アルマ望遠鏡,アンテナ展開範囲15kmに広げ「視力2000」を達成

アルマ望遠鏡は,若い星おうし座HL星を取り囲む塵の円盤を「視力2000」に相当する史上最高の解像度で写し出すことに成功した(ニュースリリース)。惑星誕生の現場である塵の円盤がこれほどの高解像度で撮影されたのは,今回が初めてのこと。

アルマ望遠鏡のように複数のパラボラアンテナを結合させて一つの望遠鏡とする「電波干渉計」では,アンテナの間隔を離せば離すほど解像度(視力)が向上する。
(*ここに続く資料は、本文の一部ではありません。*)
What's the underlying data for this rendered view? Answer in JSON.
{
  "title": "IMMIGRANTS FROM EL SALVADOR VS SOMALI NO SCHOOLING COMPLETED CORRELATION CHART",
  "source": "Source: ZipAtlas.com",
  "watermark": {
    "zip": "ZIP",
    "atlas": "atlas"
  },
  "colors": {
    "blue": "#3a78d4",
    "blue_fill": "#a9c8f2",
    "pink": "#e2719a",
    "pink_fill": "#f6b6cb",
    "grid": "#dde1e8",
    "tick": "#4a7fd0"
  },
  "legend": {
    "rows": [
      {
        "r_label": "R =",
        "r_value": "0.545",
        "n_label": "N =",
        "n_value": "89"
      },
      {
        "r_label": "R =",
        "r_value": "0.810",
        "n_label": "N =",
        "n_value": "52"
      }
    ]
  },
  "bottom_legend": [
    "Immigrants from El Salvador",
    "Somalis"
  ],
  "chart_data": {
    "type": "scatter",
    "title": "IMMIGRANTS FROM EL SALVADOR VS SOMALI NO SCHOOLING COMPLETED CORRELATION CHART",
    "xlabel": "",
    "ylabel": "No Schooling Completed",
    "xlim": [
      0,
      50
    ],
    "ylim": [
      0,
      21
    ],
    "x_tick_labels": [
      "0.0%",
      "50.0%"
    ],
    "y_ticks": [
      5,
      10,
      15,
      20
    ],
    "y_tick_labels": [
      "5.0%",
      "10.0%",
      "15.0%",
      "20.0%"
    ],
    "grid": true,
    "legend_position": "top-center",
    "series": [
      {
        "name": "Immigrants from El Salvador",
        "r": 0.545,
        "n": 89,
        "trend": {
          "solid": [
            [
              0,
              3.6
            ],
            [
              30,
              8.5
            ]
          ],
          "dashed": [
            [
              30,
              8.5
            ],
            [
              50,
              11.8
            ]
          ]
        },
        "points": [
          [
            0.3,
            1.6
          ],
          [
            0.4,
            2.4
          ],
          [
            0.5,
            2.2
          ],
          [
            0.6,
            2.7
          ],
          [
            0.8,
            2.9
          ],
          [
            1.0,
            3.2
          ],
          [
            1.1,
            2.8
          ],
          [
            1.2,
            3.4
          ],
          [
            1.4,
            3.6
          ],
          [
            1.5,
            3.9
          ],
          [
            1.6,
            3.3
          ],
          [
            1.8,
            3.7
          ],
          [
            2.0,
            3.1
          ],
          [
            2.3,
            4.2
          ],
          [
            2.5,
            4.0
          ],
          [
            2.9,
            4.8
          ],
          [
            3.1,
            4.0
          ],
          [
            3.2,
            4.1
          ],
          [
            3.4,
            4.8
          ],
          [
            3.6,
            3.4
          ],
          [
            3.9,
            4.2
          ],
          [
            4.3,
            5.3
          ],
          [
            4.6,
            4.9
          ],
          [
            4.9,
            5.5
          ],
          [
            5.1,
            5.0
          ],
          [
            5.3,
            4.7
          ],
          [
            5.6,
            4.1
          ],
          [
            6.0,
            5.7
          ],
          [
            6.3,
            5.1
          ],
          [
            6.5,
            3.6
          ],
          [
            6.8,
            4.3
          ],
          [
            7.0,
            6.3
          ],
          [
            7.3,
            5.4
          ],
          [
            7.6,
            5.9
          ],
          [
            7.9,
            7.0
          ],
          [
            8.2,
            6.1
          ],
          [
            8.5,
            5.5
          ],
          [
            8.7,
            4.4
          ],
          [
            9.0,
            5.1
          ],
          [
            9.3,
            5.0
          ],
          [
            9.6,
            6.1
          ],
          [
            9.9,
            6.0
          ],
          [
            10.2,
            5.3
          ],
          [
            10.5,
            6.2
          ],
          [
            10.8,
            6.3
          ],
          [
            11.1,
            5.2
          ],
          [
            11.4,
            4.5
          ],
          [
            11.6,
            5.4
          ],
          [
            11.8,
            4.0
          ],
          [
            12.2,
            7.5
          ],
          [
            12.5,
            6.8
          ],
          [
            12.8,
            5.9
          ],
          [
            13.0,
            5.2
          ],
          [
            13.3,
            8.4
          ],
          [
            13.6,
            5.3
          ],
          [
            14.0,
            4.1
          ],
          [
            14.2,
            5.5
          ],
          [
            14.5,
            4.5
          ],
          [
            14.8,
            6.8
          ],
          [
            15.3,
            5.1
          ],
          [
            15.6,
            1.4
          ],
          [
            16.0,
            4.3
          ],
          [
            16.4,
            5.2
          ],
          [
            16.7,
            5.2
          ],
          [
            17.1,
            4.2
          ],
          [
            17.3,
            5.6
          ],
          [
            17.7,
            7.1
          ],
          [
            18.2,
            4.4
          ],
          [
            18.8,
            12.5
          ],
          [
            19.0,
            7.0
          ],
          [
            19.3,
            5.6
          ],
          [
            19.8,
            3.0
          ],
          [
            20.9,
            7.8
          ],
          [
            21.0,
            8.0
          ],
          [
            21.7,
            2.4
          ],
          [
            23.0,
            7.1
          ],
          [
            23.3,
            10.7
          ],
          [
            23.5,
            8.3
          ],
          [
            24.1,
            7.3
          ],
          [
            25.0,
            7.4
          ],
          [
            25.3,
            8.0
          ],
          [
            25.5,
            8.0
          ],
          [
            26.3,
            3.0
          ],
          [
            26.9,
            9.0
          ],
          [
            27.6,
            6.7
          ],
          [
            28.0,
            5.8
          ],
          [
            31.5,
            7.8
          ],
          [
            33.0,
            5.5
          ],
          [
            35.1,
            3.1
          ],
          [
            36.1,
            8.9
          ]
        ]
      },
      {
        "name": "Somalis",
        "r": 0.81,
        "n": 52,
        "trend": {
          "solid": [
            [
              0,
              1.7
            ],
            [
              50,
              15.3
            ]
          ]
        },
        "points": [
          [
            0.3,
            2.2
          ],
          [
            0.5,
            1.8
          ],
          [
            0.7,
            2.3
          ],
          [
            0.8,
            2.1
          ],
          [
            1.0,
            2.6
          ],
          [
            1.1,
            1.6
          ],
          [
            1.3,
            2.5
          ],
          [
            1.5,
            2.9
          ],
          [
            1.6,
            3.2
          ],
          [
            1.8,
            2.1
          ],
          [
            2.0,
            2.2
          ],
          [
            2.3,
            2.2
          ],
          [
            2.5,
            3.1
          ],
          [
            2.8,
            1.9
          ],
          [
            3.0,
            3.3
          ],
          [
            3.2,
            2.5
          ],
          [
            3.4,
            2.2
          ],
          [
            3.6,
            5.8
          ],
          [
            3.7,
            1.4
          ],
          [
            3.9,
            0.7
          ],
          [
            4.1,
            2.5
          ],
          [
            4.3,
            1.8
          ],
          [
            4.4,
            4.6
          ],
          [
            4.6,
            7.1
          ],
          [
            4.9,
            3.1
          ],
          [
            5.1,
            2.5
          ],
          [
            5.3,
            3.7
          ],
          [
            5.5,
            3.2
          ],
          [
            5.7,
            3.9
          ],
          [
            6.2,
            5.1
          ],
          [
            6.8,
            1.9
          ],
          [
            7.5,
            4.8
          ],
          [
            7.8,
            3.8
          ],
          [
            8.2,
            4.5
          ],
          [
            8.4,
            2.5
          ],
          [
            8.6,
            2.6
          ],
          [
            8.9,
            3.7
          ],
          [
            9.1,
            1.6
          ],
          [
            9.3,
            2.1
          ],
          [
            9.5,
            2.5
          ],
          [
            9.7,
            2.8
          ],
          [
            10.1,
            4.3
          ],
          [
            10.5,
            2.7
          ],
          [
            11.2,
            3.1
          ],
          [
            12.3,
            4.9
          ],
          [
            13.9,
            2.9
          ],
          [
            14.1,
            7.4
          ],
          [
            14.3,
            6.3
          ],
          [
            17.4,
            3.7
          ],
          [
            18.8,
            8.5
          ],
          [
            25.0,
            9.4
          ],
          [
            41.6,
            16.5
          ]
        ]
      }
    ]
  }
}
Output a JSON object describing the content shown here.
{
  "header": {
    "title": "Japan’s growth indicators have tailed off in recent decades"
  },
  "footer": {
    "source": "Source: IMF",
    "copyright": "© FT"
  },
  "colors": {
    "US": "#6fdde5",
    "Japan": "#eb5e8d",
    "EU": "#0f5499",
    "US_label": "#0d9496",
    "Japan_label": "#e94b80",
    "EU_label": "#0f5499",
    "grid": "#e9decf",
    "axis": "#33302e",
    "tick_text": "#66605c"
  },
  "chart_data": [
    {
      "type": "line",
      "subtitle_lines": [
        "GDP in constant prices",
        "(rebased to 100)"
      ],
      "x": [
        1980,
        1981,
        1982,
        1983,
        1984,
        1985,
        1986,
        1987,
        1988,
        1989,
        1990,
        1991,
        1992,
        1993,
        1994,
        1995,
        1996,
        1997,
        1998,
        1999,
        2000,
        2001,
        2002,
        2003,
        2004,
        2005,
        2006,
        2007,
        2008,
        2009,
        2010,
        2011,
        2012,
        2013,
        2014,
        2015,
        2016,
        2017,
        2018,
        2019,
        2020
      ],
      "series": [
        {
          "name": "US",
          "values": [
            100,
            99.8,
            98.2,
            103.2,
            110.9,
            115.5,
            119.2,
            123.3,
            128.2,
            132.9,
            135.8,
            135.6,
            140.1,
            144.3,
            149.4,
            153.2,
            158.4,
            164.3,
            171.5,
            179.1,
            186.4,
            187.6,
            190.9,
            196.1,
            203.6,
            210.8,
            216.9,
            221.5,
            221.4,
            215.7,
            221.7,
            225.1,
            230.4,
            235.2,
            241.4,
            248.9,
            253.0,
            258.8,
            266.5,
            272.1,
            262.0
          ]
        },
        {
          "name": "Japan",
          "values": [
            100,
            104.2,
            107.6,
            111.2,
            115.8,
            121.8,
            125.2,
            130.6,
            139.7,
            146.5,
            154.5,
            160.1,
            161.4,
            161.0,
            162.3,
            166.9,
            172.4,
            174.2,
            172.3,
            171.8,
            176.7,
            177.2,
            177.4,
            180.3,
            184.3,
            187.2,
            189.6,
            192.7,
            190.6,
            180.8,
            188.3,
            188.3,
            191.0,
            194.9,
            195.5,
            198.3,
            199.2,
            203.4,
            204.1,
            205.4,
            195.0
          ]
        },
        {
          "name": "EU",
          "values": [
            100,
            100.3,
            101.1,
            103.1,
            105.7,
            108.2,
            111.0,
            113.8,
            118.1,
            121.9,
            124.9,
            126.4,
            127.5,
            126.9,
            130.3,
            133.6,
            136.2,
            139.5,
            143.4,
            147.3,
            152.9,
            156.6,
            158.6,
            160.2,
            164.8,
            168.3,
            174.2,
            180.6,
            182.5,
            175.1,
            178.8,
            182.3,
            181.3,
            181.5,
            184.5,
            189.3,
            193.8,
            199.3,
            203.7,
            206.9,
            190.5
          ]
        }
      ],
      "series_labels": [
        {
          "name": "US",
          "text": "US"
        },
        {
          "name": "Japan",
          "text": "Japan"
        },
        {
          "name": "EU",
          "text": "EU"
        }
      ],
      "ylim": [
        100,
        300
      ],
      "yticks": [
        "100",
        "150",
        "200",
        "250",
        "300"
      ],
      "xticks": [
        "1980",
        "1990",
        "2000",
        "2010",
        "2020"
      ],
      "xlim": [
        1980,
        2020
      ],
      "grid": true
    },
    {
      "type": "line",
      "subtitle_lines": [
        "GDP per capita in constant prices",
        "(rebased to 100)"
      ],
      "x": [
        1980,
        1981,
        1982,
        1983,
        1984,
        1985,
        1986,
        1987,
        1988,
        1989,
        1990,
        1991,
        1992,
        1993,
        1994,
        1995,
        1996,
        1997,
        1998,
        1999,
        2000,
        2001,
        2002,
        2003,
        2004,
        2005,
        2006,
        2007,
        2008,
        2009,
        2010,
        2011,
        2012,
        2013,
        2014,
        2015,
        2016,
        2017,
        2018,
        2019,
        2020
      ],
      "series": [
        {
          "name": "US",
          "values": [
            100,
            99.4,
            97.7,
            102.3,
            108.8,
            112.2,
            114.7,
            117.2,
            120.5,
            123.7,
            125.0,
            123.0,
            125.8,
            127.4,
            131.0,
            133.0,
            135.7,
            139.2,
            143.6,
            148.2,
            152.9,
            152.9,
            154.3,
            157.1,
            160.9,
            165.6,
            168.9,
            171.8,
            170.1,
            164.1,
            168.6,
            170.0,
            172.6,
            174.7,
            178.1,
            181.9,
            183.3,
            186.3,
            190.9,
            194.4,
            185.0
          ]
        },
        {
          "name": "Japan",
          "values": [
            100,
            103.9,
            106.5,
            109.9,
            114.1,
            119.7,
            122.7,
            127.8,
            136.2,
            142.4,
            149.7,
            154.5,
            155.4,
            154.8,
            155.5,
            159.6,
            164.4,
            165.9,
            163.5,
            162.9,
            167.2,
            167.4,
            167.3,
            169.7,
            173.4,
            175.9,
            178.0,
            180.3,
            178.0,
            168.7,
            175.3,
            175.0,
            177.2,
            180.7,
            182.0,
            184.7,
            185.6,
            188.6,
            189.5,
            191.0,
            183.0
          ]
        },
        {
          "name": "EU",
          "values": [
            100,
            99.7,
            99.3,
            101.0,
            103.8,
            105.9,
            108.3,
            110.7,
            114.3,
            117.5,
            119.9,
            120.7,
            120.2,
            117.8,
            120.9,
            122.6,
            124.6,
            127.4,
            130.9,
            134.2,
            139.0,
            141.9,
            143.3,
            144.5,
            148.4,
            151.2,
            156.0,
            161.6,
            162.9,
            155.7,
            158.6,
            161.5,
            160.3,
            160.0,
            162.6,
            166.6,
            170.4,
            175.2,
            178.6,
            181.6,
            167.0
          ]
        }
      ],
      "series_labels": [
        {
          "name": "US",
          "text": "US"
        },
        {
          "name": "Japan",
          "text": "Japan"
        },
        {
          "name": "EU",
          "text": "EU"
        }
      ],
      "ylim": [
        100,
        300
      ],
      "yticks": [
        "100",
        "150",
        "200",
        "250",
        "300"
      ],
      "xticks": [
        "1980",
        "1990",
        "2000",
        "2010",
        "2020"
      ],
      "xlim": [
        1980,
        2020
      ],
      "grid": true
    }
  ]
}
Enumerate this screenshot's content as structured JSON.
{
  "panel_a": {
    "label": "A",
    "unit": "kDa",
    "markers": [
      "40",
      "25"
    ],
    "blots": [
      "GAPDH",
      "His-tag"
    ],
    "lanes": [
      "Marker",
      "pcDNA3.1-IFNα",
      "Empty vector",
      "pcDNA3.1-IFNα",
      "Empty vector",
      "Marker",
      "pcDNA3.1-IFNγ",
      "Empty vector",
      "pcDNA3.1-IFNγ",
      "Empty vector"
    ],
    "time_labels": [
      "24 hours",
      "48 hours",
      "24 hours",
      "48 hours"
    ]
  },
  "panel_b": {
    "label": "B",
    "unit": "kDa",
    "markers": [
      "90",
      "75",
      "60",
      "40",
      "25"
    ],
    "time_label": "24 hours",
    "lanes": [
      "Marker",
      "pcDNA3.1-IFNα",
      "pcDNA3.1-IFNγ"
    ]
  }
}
2014年10月24日,アルマ望遠鏡は過去最大のアンテナ展開範囲15kmで,おうし座の方向約450光年彼方にある若い星,おうし座HL星の試験観測を行なった。

この時の解像度は,史上最高の0.035秒角(角度の1度の約10万分の1)で,人間の視力に換算すると2000となるという。またこれは,ハッブル宇宙望遠鏡が達成できる典型的な解像度を上回る。

この史上最高の解像度で撮影されたおうし座HL星の画像には,星のまわりに同心円状の塵の円盤が幾重にも並んでいるようすがくっきりと写し出されている。この星は100万歳に満たない若い星だが,この画像から星のまわりでは明らかに惑星ができているように見える。合同アルマ観測所の所長は,この画像が惑星形成の研究に革命をもたらす成果だとしている。